Christmas tree adapter 300 has an upper flange member 311 and
internal connection threads 312 to which tool 330 is connected. The
adapter 300 also has stop lugs 313 which cooperate with hanger-head
stop lugs 314 to limit stop rotation at full engagement as
explained with reference to FIG. 5 in the casing-tubing sub-surface
completion method previously described herein. Also provided is a
lock ring 315 held first in an upward position by sleeve skirt 336
of the tool 330. After shearing of pin 337 right hand rotation of
tool 330 allows pins 317 to drop out of L slots 335 in sleeve 336
allowing its lugs 316 to drop between the back of adapter lugs 313
and the next closest hanger-head lugs 314, locking the adapter in
its fully engaged position. Further rotation of tool 330 frees it
for retrieval from the well.
The well can then be temporarily abandoned as explained in the
casing-tubing sub-surface method previously described or it can be
completed for production. If it is to be completed for production,
at this point, conductor riser 212 is disconnected from conductor
head 211 by 30.degree. rotation and removed.
Now referring to FIG. 10, a spool piece 350, and Christmas tree 360
is guided into place and attached to adapter flange 311 by standard
type diver assist clamp 351. Spool piece 350 may be lowered by
itself first with Christmas tree 360 being lowered afterward.
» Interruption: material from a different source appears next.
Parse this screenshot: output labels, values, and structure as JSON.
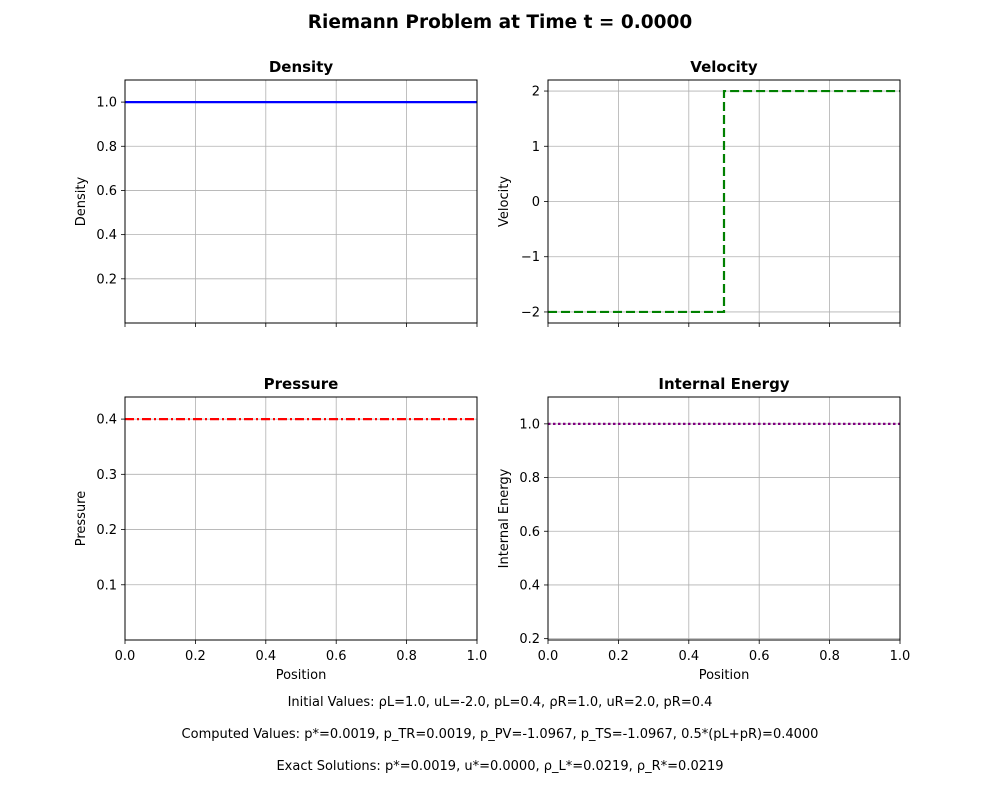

Alternatively, Christmas tree 360 may be assembled with spool piece
350 by clamp 361, then lowered together into place for attachment
to adapter 300. Spool piece 350 is provided with nipples 352, 353
which stab and seal over hanging nipples 275, 276. It is also
provided with a side opening outlet 354 and bore 355 communicating
with port 306 and tubing-casing annulus below hanger 280 through a
port (not shown) in hanger 280. A valve removal plug 356 allows for
future installation of a side outlet valve. Christmas tree 360 is
provided with short nipples 362, 363 which sealingly engage pockets
provided for this purpose in spool piece 350. Nipples 362, 363,
352, 353, 275, 276 and spool bores 357, 358 provide unobstructed
full opening into tubing strings 270, 271.
The foregoing methods and apparatus for completing an underwater
well for both the casing-tubing sub-sea completion or tubingless
completion offer definite advantages in both speed and safety.
Complete pressure control at the drilling platform is maintained at
all times and the apparatus used permits fast connection and
disconnection for reduction of expensive rig time.